The Department of the Interior is moving ahead with plans to hold an oil and gas lease sale for the Gulf of Mexico. Possibly sometime in October. The announcement comes after the Department of Justice stated that it would comply with a federal courts’ order requiring the resumption of oil and gas lease sales after those sales were halted by a moratorium.
Louisiana Oil and Gas Association President Mike Moncla celebrated the news. He said he doesn’t know why the Biden Administration changed course, but it might be due to prices at the pump.
“Their policies of trying to ban everything that helps us to survive in the oil and gas industry is coming back to haunt them,” said Moncla.
The Biden Administration previously stated that reducing domestic oil and gas production was key to limiting global warming. As a result After taking office earlier this year, the Administration banned new oil and gas lease sales on federal lands and waters, but unlike the Obama Administration, it did not continue to challenge federal court rejections of the moratorium policy.

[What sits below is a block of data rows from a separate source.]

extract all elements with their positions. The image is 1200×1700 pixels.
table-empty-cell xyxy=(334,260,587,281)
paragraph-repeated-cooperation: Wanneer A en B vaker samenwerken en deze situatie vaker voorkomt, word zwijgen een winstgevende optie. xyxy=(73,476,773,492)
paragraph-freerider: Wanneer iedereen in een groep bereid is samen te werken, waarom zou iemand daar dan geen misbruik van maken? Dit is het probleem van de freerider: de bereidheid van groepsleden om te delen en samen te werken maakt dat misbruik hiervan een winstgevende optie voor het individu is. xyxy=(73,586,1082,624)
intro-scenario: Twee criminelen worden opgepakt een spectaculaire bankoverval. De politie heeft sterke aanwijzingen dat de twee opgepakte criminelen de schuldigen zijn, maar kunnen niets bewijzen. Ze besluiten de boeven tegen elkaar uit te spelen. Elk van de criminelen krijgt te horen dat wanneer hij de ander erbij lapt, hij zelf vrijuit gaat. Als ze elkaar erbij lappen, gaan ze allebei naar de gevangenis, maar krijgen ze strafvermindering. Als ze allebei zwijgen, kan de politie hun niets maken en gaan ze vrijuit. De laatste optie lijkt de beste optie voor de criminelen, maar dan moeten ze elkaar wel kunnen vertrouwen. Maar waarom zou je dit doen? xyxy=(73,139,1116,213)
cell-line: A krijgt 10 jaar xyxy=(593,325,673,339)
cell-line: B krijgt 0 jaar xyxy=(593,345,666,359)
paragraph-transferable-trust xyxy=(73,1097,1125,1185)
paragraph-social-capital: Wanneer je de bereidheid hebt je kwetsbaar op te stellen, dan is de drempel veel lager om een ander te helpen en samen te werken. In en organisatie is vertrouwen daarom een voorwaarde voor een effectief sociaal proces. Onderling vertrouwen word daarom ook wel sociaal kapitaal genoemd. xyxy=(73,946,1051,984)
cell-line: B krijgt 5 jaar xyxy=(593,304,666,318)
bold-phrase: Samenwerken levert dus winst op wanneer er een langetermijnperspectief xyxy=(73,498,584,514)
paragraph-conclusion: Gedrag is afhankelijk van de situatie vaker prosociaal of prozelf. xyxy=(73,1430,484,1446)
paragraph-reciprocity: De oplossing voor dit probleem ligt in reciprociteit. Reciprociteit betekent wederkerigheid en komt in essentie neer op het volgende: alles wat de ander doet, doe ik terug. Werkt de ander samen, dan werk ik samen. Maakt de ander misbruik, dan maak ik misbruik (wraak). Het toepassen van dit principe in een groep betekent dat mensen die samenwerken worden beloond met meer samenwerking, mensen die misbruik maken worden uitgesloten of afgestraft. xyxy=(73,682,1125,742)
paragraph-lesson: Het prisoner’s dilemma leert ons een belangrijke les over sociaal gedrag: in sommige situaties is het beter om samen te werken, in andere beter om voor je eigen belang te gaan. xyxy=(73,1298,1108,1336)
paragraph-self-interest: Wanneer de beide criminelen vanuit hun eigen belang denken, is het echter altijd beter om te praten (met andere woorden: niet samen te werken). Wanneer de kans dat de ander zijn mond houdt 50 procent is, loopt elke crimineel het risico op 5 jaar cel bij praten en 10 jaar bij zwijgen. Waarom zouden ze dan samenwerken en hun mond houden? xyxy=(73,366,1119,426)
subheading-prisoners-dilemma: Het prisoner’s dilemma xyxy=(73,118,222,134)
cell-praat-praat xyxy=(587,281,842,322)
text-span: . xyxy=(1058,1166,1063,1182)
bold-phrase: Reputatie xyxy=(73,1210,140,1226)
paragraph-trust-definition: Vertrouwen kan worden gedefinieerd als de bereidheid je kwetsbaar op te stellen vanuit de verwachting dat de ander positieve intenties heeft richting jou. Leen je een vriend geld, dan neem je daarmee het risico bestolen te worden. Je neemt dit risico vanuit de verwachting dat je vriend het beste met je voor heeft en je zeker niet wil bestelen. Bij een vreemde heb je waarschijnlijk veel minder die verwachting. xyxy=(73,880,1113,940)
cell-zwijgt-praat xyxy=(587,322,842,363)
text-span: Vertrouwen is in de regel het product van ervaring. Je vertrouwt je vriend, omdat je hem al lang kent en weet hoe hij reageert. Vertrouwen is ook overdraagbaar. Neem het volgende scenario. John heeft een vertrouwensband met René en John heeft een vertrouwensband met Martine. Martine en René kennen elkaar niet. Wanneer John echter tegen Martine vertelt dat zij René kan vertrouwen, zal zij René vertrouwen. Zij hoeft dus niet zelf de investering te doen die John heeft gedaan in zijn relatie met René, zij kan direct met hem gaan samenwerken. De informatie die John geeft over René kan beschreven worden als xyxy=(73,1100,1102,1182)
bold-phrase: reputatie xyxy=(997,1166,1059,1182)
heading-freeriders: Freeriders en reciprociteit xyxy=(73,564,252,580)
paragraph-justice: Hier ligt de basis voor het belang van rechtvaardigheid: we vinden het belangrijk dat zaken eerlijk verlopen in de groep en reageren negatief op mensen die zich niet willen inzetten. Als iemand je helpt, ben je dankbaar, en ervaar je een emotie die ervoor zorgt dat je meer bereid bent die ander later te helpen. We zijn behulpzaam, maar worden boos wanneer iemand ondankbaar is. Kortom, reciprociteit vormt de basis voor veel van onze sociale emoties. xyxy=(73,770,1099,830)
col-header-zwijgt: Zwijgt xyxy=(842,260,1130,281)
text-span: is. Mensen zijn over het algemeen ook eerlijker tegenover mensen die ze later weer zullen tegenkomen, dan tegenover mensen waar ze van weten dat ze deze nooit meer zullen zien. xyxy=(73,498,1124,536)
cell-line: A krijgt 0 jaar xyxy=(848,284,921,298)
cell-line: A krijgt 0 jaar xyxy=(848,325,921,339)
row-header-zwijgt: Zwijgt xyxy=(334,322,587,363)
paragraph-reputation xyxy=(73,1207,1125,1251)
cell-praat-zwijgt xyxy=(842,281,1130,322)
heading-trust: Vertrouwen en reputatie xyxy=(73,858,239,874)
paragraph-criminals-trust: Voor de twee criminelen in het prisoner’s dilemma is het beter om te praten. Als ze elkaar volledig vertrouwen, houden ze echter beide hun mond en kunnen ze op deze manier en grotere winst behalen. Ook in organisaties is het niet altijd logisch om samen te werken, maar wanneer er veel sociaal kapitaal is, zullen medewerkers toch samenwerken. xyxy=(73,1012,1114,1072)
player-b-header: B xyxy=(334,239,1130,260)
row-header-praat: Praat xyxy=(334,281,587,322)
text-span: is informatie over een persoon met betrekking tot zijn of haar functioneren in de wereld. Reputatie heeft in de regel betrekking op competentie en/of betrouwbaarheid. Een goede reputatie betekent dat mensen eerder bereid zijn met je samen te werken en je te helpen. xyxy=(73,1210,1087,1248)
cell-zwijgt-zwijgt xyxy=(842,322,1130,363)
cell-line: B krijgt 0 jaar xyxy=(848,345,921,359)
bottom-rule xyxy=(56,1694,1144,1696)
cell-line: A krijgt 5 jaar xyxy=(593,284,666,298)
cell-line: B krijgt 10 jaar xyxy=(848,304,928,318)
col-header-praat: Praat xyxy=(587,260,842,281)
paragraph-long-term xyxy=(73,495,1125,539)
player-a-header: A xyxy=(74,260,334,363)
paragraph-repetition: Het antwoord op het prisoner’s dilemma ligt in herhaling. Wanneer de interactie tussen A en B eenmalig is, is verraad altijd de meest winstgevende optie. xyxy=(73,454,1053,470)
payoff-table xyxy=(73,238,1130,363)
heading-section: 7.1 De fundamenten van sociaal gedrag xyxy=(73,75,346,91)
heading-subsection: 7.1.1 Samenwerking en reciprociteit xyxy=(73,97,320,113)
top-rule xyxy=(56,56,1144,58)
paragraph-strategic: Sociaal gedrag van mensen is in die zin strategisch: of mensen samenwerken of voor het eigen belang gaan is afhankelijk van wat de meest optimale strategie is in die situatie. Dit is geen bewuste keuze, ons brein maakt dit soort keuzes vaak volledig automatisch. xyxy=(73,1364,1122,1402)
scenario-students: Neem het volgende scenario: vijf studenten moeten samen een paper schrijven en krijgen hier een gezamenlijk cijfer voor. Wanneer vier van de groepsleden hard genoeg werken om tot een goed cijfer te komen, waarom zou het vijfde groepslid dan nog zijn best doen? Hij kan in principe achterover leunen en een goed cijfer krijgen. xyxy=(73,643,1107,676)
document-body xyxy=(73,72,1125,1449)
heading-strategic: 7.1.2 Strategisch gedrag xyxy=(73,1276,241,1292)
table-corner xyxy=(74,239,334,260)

Moncla said that policy just leads to more production in other countries.
“The oil that comes out of the Gulf of Mexico is the cleanest oil in the world, it is the envy of the world as far as emissions go for oil,” said Moncla.
The moratorium was a campaign promise by then-candidate Joe Biden who vowed to set the country on the path to carbon neutrality by 2050. A recent IPCC report noted that if the world does not reach carbon neutrality by roughly 2050 that mankind will face irreversible and catastrophic levels of global warming.
Moncla says the lease sale ban reversal coupled with rising oil prices helps put the local industry back on track.
“It was $37 dollars on November 2nd and today we are around $70 so that is good for activity around our state,” said Moncla.
The sale notice reportedly is likely to come sometime in September.